Es dürfte weltweit nur wenige Marken geben, deren Eigentümer sich einen solchen Schuh anziehen könnten. Denn welche Marke hat schon eine ganze Sammlergemeinde und eine jahrzehntelange (Werbe-)Geschiche hinter sich? Mir fallen spontan vor allem noch ein paar Automarken ein.

Ein paar Gedanken zum Konzept:

Coca Cola betreibt in seinem Blog intensives Storytelling. Einerseits kein Wunder – schließlich ist Cola nicht gerade ein Produkt, das laufend mit berichtenswerten Innovationen daherkommt. Andererseits sind diese Geschichten für Fans der Marke sicher ganz nett – etwa, wenn gezeigt wird, wie sehr Coca Cola in der Alltagskultur der USA verankert ist und zum Beispiel ein Politiker erklärt, einem anderen anzubieten, gemeinsam eine Cola zu trinken, komme einem Friedensangebot gleich. Und ich bin mir sicher, dass Mooney aus seinen 30 Jahren Archivarbeit noch einige nette Geschichten zieht und diese immer wieder mit aktuellen Themen anreichern kann.

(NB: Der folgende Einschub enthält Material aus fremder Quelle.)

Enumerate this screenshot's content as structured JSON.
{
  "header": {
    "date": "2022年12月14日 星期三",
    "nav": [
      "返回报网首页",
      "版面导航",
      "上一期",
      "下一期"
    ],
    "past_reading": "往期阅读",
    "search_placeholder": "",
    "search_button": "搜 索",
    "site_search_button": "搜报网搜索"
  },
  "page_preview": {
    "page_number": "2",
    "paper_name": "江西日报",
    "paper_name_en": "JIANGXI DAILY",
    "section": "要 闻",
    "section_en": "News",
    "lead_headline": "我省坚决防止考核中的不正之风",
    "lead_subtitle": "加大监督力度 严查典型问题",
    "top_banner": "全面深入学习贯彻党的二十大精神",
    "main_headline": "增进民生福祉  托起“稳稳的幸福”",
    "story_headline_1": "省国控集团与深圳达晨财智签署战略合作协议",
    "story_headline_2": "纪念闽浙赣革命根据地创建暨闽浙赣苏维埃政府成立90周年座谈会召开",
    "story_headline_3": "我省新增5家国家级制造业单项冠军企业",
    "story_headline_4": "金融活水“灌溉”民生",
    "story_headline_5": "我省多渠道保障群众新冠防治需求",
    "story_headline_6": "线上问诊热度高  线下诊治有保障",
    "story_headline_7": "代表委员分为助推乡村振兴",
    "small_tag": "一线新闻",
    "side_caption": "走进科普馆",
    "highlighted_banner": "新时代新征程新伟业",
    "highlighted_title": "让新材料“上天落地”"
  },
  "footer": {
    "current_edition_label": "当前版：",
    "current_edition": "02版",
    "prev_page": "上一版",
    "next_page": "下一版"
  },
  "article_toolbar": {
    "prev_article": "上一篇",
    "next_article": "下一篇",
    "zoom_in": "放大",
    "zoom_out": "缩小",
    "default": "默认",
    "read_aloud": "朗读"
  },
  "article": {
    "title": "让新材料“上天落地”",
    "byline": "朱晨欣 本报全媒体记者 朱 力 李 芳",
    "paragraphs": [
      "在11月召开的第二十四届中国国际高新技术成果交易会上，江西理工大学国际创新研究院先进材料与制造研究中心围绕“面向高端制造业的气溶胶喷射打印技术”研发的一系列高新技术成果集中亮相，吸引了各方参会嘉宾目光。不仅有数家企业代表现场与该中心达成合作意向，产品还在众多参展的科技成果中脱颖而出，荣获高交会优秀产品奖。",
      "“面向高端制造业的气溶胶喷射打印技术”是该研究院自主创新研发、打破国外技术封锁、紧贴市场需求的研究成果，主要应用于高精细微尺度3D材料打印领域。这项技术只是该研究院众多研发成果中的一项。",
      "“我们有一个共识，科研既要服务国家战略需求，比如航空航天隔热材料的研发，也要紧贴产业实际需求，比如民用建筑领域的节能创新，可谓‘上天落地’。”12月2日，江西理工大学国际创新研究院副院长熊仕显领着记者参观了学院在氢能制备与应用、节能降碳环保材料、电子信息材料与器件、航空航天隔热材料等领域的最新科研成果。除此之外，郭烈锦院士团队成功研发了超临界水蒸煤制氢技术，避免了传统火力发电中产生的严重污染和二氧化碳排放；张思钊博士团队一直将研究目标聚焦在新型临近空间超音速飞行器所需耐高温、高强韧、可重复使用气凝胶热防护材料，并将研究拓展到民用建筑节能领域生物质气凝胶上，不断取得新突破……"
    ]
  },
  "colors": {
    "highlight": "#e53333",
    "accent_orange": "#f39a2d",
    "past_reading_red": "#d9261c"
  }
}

Klar ist jedoch, dass ein solches Corporate Blog den Long Tail der Themen und nicht die Massenaufmerksamkeit bedient. Vielleicht ist das sogar ein Erfolgsrezept von Corporate Blogs. Da Herstellung und Distribution im Vergleich zu anderen Kommunikationsmitteln extrem günstig sind, spricht manches dafür. In der Corporate Blog-Szene wird nach meiner Beobachtung die Frage des redaktionellen Konzeptes von Unternehmensblogs immer intensiver diskutiert. Firmen wie Daimler oder Frosta setzen eher auf inhaltliche Breite und eine Vielzahl von Autoren in einem Blog, um möglichst viele Facetten des Unternehmens bzw. der Marke zu zeigen. Nach meiner Einschätzung ist es damit jedoch schwieriger, dauerhaft Leser zu binden. Andererseits kann so eine gewisse Verschränkung von interner und externer Kommunikation entstehen. Coca Cola kündigt dagegen weitere Corporate Blogs an. Dies deutet für mich auf eine zielgruppenspezifische Bloglandschaft hin. Aus meiner Sicht ein logischer Ansatz, denn die einen interessieren sich vielleicht für Cola-Werbung, andere für den Vertrieb, wieder andere für Geschäftszahlen oder für die Coca Cola Company als Arbeitgeber. Laut einem Cola-Manager denkt das Unternehmen auch über Blogs zu aktuellen gesellschaftlichen Themen wie AIDS oder der Umwelt nach.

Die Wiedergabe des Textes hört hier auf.